The chief economist of the British Chamber of Commerce (BCC) has predicted that, excluding the effect of snow in December, the economy may have only grown 0.1 to 0.2 per cent in the six months to March. If true, it may mean that the Office for Budget Responsibility (OBR) will have to revise their growth figure for 2011 for a third time.
“Growth in the service sector, which makes up the largest part of the economy, remained weak in the three months to March, while manufacturing growth slowed, according to a survey by the British Chamber of Commerce of its more than 6,000 members. The report is likely to raise fears about the recovery after the economy unexpectedly shrank 0.5 per cent in the fourth quarter of last year.

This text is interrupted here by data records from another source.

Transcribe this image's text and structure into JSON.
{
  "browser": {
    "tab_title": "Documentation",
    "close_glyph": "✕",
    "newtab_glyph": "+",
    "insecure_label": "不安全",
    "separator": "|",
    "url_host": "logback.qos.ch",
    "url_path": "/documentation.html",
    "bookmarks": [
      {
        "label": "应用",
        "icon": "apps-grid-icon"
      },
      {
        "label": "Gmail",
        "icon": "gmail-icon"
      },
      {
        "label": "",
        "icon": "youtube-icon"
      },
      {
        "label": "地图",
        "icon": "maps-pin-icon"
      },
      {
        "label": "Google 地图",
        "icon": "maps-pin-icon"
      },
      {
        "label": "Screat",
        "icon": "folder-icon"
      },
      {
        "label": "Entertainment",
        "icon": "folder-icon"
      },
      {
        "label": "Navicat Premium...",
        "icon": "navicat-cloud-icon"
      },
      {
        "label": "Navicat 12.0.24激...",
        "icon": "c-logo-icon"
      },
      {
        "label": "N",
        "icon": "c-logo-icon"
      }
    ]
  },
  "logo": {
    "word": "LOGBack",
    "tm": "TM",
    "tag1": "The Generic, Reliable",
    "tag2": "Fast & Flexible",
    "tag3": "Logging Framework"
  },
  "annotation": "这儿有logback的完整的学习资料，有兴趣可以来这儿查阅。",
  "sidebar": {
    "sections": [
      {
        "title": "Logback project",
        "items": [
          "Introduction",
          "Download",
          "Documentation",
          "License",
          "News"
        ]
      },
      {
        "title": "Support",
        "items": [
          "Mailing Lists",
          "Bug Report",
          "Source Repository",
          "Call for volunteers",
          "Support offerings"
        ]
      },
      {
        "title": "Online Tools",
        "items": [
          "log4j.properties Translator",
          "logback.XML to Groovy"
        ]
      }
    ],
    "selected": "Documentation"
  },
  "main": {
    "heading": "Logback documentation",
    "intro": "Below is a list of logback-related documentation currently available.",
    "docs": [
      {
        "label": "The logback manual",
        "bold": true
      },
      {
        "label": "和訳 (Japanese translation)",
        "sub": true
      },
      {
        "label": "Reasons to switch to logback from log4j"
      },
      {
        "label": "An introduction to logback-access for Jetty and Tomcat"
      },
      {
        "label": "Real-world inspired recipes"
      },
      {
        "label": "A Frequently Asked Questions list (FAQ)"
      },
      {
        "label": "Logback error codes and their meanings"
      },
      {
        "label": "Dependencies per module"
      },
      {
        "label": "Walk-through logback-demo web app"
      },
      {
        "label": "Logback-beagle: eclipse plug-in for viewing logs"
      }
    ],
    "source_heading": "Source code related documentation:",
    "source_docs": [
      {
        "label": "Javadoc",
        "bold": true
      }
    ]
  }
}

“The BCC is forecasting growth of just 0.6-0.7 per cent in the first quarter, suggesting that the economy barely grew once an automatic bounceback from a snow-affected fourth quarter is taken into account. However, the survey covers the period from mid-March back to late December and so may have been distorted by the impact of the snow at the beginning of the quarter.
“David Kern, chief economist at the BCC, estimated that, excluding the effect of the weather, the economy may have only grown 0.1-0.2 per cent in the six months to March.”
The OBR are currently predicting growth in 2011 of 1.7% after revising down earlier predictions of 2.6% in June 2010, 2.3% following the Emergency Budget, and 2.1% in November. Last month the BCC downgraded their own prediction to 1.4%.
Today’s news follows grim releases last week on the retail sector and consumer confidence while it has become clear that the government will only meet its growth projections if there is an increase in household debt. It is therefore little wonder that IPPR director, Nick Pearce, is predicting a cruel month ahead for the government with poor inflation, unemployment, and growth figures compounding likely defeat in local and national elections on May 5th.
The BCC’s David Kern says:
“I don’t think this is an argument for stopping the cuts, but it is an argument for keeping interest rates low.”
But if pressure mounts on the Bank of England to tackle inflation, the only Plan B left to save the economy will be a slower pace of spending cuts.